I don't think there is an easy fix for the 20 minute cut off, at least I couldn't find one. 

In the end I bought a new Sony radio which has different options on the cut off problem and it overcomes the 20 minute one. It was £70 in Argos, reads mp3 disks and has a usb slot for music on a memory stick. A £12 Sony remote control from Ebay means that most functions are available from anywhere in the van and it's great to be able to turn it off remotely.
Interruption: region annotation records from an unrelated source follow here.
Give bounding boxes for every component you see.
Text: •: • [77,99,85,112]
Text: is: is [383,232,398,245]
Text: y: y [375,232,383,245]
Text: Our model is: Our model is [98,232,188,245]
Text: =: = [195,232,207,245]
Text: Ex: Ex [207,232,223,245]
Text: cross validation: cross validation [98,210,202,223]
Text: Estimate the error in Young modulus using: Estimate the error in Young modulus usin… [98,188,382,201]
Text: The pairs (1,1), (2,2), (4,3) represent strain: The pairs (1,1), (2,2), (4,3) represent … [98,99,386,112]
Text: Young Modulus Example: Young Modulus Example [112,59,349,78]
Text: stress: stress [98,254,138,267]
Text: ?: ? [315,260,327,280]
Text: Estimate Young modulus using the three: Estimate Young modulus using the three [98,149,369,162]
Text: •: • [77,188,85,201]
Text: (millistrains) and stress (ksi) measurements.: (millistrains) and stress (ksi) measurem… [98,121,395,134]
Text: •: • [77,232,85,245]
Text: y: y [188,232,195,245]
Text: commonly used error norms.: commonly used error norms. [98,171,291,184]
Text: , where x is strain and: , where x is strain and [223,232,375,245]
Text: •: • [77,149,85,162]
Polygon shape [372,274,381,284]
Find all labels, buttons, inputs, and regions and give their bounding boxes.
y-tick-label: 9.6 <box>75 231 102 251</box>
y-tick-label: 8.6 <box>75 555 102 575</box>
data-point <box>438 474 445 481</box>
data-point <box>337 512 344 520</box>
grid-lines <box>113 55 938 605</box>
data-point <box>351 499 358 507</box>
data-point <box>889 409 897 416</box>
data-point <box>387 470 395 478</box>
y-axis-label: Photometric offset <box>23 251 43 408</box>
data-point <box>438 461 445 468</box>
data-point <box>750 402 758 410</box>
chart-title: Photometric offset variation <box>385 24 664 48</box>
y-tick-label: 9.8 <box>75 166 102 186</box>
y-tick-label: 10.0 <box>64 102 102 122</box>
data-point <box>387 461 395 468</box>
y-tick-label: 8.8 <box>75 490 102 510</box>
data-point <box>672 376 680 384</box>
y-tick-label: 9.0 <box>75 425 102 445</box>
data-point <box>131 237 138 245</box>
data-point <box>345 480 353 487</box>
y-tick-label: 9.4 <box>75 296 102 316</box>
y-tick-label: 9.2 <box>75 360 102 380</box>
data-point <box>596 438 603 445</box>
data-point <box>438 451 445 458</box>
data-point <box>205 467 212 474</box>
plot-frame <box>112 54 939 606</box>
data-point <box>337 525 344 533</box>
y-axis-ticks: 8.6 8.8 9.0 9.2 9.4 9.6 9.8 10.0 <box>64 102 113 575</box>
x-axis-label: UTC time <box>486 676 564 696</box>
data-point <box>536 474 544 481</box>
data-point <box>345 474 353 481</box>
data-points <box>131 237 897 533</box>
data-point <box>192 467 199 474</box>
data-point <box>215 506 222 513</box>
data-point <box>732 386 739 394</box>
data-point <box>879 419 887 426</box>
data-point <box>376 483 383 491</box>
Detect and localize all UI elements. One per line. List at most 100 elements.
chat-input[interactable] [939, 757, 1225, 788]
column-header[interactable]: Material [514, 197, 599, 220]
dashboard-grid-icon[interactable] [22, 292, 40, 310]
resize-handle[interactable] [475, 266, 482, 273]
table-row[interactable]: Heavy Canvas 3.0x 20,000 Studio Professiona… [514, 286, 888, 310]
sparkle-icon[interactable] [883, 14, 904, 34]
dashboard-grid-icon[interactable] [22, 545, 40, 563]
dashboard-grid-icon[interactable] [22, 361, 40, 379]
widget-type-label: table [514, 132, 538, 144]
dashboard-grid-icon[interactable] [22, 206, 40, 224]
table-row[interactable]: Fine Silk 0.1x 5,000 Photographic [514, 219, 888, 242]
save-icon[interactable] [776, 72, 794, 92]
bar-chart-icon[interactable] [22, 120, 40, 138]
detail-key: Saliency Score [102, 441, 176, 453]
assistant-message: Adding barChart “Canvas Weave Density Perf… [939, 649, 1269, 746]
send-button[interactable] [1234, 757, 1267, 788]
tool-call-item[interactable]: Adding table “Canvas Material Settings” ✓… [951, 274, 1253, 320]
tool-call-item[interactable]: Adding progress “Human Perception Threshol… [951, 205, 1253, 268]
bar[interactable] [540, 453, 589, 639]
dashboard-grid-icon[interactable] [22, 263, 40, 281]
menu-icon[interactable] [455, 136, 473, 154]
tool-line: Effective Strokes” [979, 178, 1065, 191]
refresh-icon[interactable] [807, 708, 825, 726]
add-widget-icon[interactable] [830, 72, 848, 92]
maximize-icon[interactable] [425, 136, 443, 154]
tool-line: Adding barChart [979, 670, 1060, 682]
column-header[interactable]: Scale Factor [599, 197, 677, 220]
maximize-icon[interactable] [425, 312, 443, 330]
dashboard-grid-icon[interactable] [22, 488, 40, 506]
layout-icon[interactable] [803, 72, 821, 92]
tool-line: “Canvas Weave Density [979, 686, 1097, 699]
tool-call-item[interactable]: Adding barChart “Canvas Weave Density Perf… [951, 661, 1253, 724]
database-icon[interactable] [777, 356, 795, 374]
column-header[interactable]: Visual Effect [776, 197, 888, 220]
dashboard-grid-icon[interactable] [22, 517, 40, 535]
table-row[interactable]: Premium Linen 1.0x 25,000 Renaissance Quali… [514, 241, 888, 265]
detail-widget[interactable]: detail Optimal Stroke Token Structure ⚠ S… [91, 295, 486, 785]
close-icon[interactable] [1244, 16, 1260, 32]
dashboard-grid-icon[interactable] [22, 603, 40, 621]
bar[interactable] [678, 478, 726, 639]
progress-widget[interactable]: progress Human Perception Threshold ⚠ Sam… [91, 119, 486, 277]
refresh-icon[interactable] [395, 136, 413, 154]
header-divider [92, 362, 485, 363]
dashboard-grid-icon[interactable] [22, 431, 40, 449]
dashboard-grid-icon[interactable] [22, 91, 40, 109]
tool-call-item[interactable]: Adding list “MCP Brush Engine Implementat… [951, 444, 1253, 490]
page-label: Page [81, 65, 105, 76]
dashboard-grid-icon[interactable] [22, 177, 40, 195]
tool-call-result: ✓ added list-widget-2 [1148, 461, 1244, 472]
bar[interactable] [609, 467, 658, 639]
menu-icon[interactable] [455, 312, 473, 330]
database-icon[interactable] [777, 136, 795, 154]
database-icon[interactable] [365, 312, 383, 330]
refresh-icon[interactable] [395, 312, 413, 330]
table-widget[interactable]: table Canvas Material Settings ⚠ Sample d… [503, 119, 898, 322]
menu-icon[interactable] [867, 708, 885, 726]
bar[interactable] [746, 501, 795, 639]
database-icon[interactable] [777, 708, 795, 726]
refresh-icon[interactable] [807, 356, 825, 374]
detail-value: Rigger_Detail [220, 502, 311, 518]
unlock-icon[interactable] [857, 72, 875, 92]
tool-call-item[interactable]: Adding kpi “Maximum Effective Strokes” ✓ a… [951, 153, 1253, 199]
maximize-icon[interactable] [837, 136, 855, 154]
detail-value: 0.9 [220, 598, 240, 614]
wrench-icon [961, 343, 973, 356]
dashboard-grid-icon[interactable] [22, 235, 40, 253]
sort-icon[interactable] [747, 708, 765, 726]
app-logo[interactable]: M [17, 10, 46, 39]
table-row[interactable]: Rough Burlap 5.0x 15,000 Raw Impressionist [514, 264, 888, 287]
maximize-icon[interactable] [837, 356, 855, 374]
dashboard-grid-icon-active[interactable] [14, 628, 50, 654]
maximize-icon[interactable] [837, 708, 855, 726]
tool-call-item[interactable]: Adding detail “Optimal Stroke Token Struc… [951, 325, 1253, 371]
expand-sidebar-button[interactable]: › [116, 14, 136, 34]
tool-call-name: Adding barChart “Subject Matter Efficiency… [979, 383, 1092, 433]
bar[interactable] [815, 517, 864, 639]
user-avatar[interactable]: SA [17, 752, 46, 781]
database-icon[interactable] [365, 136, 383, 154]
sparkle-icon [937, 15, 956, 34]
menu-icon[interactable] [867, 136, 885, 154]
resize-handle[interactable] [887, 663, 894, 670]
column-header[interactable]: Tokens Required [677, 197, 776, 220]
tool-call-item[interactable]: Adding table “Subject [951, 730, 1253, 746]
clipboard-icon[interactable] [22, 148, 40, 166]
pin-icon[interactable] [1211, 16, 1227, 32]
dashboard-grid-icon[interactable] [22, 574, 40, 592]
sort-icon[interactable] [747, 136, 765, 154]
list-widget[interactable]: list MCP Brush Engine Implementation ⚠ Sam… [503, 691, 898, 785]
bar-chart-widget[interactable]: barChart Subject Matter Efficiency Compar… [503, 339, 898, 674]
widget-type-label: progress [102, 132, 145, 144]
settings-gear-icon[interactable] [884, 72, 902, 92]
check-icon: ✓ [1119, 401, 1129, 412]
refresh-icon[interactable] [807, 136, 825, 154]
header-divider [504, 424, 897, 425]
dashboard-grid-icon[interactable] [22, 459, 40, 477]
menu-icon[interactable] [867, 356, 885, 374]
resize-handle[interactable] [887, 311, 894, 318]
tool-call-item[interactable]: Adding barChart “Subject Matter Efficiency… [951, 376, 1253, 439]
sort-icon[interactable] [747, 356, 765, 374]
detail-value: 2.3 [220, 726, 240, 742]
Also a doddle to fit, uses all the same connectors as the Fiat / Peugeot one. The only drawback with Peugeot is that the steering wheel controls no longer work. There may be a conversion cable available but I haven't found one.

Roly


----------



## camallison (Jul 15, 2009)

JeanLuc said:


> DQT 17" TV supplied by RoadPro.
> >>DQT 17" TV<<


What's the viewing angle like on that set?

Colin


----------



## JeanLuc (Jan 13, 2007)

camallison said:


> JeanLuc said:
> 
> 
> > DQT 17" TV supplied by RoadPro.
> ...


Don't know the answer and the information is not in the spec. on RoadPro's site, nor on the DQT Dutch site. I chose it on recommendation from Jackie Newell (Mrs. 'Diamond Dave'). They have one and she said it is very good. Dave is fitting a Camos and related equipment for me in a couple of weeks.

I have e-mailed RoadPro, asking for the viewing angle - will let you know the answer.

Philip


----------